Will the $800 you save in COBRA premiums cover the cost of your Rx? If not, then try the appeal, you’ve got nothing to lose.

If so, I’d cancel the pap, reschedule for when you have insurance (it’ll be billed at the rate your new insurance company allows and not as high as they possilby can b/c they know you are COBRA or worse yet, uninsured).

The money you save now, may be best applied toward that deductible you will have when your insurance kicks in.

This is what I need to hear. I’m fairly sure that the premiums will be smaller than the cost of the prescription medication, and I’d rather not give my doc’s office the headache of billing when all this is up in the air.

Thanks.

I wonder if it would help if in your appeal you state that you only need the coverage for another couple of months, and that it’s important for you to avoid the break in creditable coverage that Harriett mentioned.

Good luck!

Whereas I had no intention of resisting.

You worked at Comp USA and you can afford the COBRA payments?! :eek: :eek: :eek:

(the Cobra from my last job was something like $1500 a month if I wanted to keep it!)

COBRA premiums are set at the total group premium (what your employer was paying + what you were paying as an employee), plus 2% for the costs of administering COBRA. So they vary based on how expensive the coverage was at the previous employer.

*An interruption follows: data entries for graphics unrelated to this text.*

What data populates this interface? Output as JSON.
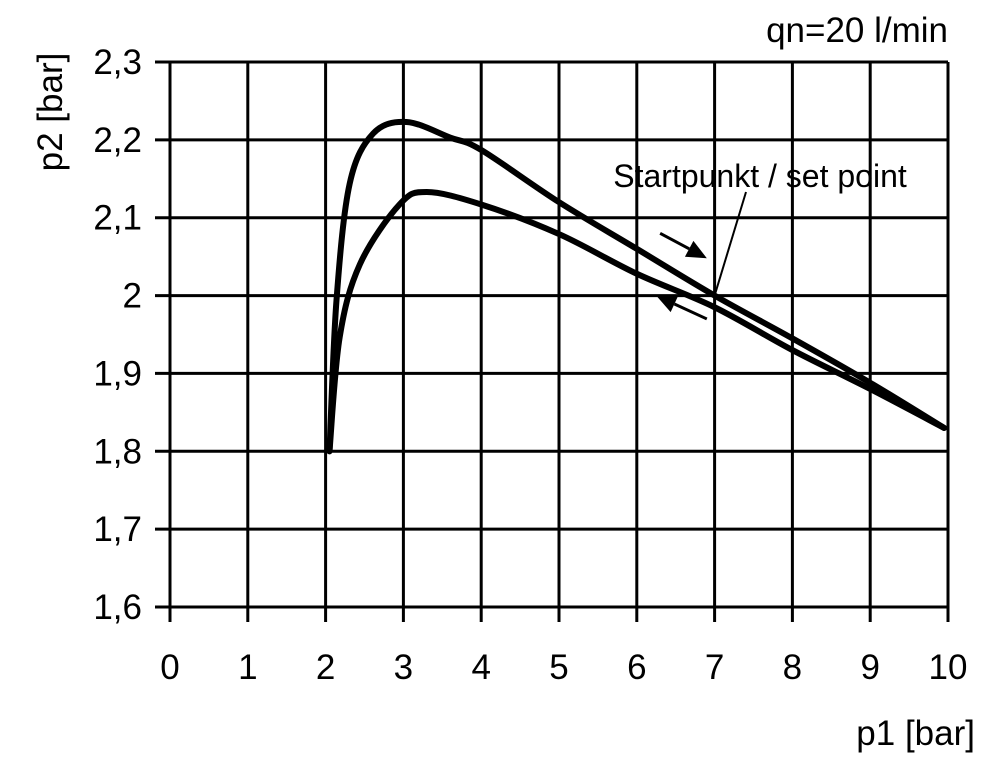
{
  "chart_data": {
    "type": "line",
    "title": "qn=20 l/min",
    "xlabel": "p1 [bar]",
    "ylabel": "p2 [bar]",
    "xlim": [
      0,
      10
    ],
    "ylim": [
      1.6,
      2.3
    ],
    "grid": true,
    "x_ticks": [
      "0",
      "1",
      "2",
      "3",
      "4",
      "5",
      "6",
      "7",
      "8",
      "9",
      "10"
    ],
    "y_ticks": [
      "1,6",
      "1,7",
      "1,8",
      "1,9",
      "2",
      "2,1",
      "2,2",
      "2,3"
    ],
    "series": [
      {
        "points": [
          [
            2.05,
            1.8
          ],
          [
            2.14,
            1.994
          ],
          [
            2.31,
            2.144
          ],
          [
            2.61,
            2.208
          ],
          [
            3.04,
            2.223
          ],
          [
            3.6,
            2.203
          ],
          [
            4.0,
            2.187
          ],
          [
            5.0,
            2.12
          ],
          [
            6.0,
            2.06
          ],
          [
            7.0,
            2.0
          ],
          [
            8.0,
            1.945
          ],
          [
            9.0,
            1.888
          ],
          [
            9.95,
            1.83
          ]
        ]
      },
      {
        "points": [
          [
            2.05,
            1.8
          ],
          [
            2.18,
            1.946
          ],
          [
            2.44,
            2.04
          ],
          [
            2.95,
            2.117
          ],
          [
            3.3,
            2.133
          ],
          [
            4.0,
            2.117
          ],
          [
            5.0,
            2.079
          ],
          [
            6.0,
            2.028
          ],
          [
            7.0,
            1.985
          ],
          [
            8.0,
            1.93
          ],
          [
            9.0,
            1.88
          ],
          [
            9.95,
            1.83
          ]
        ]
      }
    ],
    "annotations": [
      {
        "text": "Startpunkt / set point",
        "points_to": [
          7,
          2.0
        ]
      }
    ],
    "arrows": [
      {
        "direction": "increasing p1",
        "from": [
          6.3,
          2.08
        ],
        "to": [
          6.9,
          2.048
        ]
      },
      {
        "direction": "decreasing p1",
        "from": [
          6.9,
          1.97
        ],
        "to": [
          6.25,
          2.0
        ]
      }
    ],
    "colors": {
      "line": "#000000",
      "background": "#ffffff"
    }
  }
}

CompUSA probably has a large and fairly young employee pool, which would help them get lower rates. Also, as a retailer I’m guessing they don’t offer an especially great insurance plan. A small company with older employees and better coverage would have more expensive COBRA payments.

This site has solid info on COBRA http://www.dol.gov/ebsa/faqs/faq_consumer_cobra.html

And back to the OP, I noticed this on linked page " Premiums for successive periods of coverage are due on the date stated in the plan with a minimum 30-day grace period for payments." Was this grace period already factored into your calculation of payment due dates? If not, cite it in your appeal.

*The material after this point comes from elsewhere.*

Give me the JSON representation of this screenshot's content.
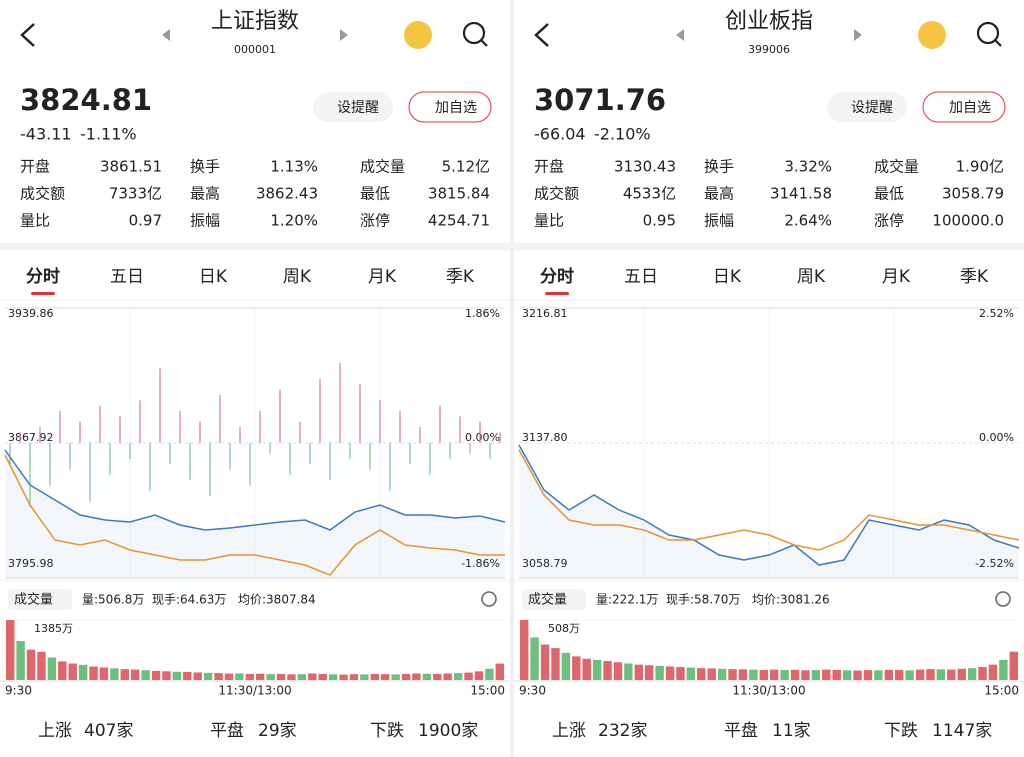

I’m single and young, so my previous monthly insurance premiums were just under $200 a month. Affordable considering some of the health problems I deal with - depression, ADD, migraines, and such. I did not work in the stores, thank heavens, but in the corporate tower in IT, which meant a living, if not great, wage. At the time of the layoffs, I was actually working two jobs - a part time teaching job in the morning, and full time tech support in the evening.

I’d be happy to answer your question, but the OP has left me a little confused. Were you making your July payment or your August payment? If August, you’re golden, if July…you may have a problem. In any event, if you are going on to employer provided coverage, you’re fine. The law says they have to cover you, no matter how bad your health is. If you’re going onto an individual plan, you still should be OK because you’re HIPAA eligible(you can not be turned down for health reasons) for 62 days after your last policy lapses. HIPAA policies have their own problems however…

July payment. I’d counted on the grace period ending the fifth, like in the previous month. Money’s a bit tight just now, though it’s soon to get better.

The 62-day thing is good to know. Now I only have to fuss about prescription costs.